The United States has not afforded these rights to none citizens (although it could if it so desired)in the past for examples:
spies, Mexican Banditos(Pancho Villa), 1905 Pirates(and Prior), Saboteurs, Muslim revolutionaries 1890 Mindanao and many other through out campaigns here at home and abroad. Actually some where U.S. citizens, for one the civil war brought about a lot of summary executions both civilian and military. This list goes on..
 
This prison is no better than a Soviet Gulag. It hope for a swift closing of it.

I was gonna let this *one* slide but Lord! There is no comparison between the Gulag Archipelago and the quasi-legal status that the current detainees face. It is an insult to the millions of innocents who died at the hands of fascism and communism to make that comparison.

If all you disagree that we have been worse than our enemies, talk to Nick Berg, and the folks who were unfortunate enough to be riding planes out of a couple of northeastern US airports, and the unfortunate folks who were doing their thing in the Pentagon and World Trade Center
 
How many times must I clarify that I understand your statement regarding a "rule of law". I just debate the definition and what is applicable under that very large umbrella.

Also, I never said that any time was better than today. I did say that family obligation instead of government dependence is better than what we currently have. Again, that is my opinion.

Lastly, I'm not stating anything to be fact, except where indicated. I am posting my opinions regarding topics that are little more than opinion and supposition already. Perhaps that is where you're getting frustrated, or why you feel the need to continually repeat yourself.

Perhaps you're viewing your assertions as fact, when they are at best very vague opinions tucked in neatly around a generic turn of phrase that, on it's own, means absolutely nothing in context to anything.

As I said before, I am more than willing to agree to disagree. I absolutely respect your opinions. I still vehemently disagree with them. And there isn't anything wrong with that.

The law does nto state who can be tortured. It says we cannot torture. It's not about the prisoner, but about the jailer. We cannot tortue no matter who the prisoner is. That's rule of law.

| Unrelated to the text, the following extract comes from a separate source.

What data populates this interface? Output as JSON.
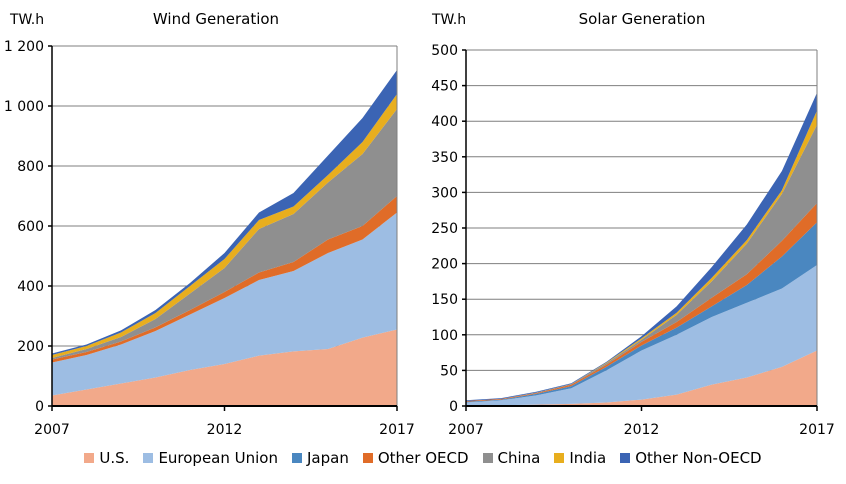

rule of law and the constitution does not limit itself to one side of the equation. While a prisoner may not be citizens, the jjailers are. Their behavior is subject to US law and the consititution. To suggest that any group of people, no matter how evil their actions, are outside any rules for OUR conduct is the worse kind of rationalizing. How we behave is set down by rule of law and our Consititution.

Now, certainly, at the end of they day, we will likely end up disagreeing. I don't doubt that.